1946 Fleetmaster 4-dr Sedan with '57 235
Fenton Dual Exhaust and Intake
Dual Carter Webbers 2 barrel Carbs
HEI ignition
Front Disk Brake
T-5 Tranny


 
RoadRocker 
"3rd Year" Silver Supporting Member
Posts: 169
RoadRocker
Loc: Kentucky.
Reg: 12-13-13
10-07-15 11:58 AM - Post#2580848    
    In response to Jack Crain

Glad you got it done Jack. Nice write up on the job. I did mine almost 2 years ago mainly for dual master as I have lost all brakes 3 times over the years do to rusty brake lines and dirt roads. Man things cost more when economy improves same kit and most everything else, chassi engineering bracket for mustang master I Know I had less than $600 in parts

48 sports coupe
63 C-10 long fleet
13 Tacoma double cab longbed
15 Volkswagen Golf TDI Sportswagen

Been down most all the roads nowhere left to go??


 
Jack Crain 
Contributor
Posts: 813
Jack Crain
Loc: Wichita Falls, Texas
Reg: 07-24-11
10-07-15 01:28 PM - Post#2580862    
    In response to RoadRocker

$400 was in new wheels and tires, $120 was shipping. So I guess it wasn't so bad.

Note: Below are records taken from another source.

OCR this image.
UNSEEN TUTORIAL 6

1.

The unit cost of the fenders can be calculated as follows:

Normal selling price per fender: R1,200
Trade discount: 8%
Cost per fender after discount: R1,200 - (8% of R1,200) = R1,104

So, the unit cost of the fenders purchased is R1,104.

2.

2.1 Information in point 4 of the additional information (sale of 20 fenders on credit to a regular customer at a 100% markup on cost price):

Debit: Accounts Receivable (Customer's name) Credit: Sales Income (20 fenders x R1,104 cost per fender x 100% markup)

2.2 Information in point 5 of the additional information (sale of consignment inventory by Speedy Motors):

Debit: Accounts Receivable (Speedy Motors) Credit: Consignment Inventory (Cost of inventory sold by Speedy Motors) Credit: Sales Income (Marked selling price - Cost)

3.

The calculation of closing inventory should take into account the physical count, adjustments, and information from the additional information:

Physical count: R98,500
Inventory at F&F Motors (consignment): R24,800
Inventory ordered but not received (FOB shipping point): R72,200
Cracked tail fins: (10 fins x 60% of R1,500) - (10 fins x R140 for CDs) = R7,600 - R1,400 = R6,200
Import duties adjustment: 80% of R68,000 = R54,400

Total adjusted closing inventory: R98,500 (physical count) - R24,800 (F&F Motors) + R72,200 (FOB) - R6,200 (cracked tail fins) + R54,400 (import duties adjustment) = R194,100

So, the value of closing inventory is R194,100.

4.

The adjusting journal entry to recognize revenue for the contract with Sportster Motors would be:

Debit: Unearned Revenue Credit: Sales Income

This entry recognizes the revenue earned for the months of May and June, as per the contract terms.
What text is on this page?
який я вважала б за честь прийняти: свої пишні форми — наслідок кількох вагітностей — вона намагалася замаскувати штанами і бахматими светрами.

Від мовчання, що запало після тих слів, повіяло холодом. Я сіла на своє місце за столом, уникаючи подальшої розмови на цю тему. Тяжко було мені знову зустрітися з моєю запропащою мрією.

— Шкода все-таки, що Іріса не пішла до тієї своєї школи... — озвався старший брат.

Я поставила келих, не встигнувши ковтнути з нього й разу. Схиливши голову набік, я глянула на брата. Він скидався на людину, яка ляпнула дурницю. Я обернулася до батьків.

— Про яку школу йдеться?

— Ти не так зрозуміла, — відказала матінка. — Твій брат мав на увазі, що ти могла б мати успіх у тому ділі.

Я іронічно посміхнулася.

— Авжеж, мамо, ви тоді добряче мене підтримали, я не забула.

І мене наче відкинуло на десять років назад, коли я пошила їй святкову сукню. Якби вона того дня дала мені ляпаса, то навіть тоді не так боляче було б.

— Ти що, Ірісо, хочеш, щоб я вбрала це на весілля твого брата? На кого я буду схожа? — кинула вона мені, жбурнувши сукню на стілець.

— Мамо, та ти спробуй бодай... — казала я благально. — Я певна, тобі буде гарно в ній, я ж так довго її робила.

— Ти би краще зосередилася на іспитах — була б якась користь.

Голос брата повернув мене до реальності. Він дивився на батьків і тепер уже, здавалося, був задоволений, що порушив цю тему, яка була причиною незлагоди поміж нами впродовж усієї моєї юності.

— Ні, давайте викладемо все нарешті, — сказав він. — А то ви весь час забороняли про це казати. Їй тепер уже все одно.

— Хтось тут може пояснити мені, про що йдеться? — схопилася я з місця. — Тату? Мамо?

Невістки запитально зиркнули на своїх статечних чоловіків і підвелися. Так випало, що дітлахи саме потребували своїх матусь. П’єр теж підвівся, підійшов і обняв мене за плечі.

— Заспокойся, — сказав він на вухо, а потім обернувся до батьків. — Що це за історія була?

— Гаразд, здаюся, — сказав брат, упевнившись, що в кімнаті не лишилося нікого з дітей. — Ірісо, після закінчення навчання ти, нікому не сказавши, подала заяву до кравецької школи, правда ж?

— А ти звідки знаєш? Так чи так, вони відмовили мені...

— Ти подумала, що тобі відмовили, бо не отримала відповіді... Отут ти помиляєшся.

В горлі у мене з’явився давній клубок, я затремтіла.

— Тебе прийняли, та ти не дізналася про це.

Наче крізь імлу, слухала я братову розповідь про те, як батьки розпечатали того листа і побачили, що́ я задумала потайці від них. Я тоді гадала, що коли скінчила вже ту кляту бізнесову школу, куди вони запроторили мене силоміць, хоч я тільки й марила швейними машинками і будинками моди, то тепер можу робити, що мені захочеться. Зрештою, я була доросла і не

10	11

1946 Fleetmaster 4-dr Sedan with '57 235
Fenton Dual Exhaust and Intake
Dual Carter Webbers 2 barrel Carbs
HEI ignition
Front Disk Brake
T-5 Tranny


 
RoadRocker 
"3rd Year" Silver Supporting Member
Posts: 169
RoadRocker
Loc: Kentucky.
Reg: 12-13-13
10-07-15 04:22 PM - Post#2580894    
    In response to Jack Crain

Jack, I did not count wheels / tires cost was close to same enjoy your new brakes

Tom

48 sports coupe
63 C-10 long fleet
13 Tacoma double cab longbed
15 Volkswagen Golf TDI Sportswagen

Been down most all the roads nowhere left to go??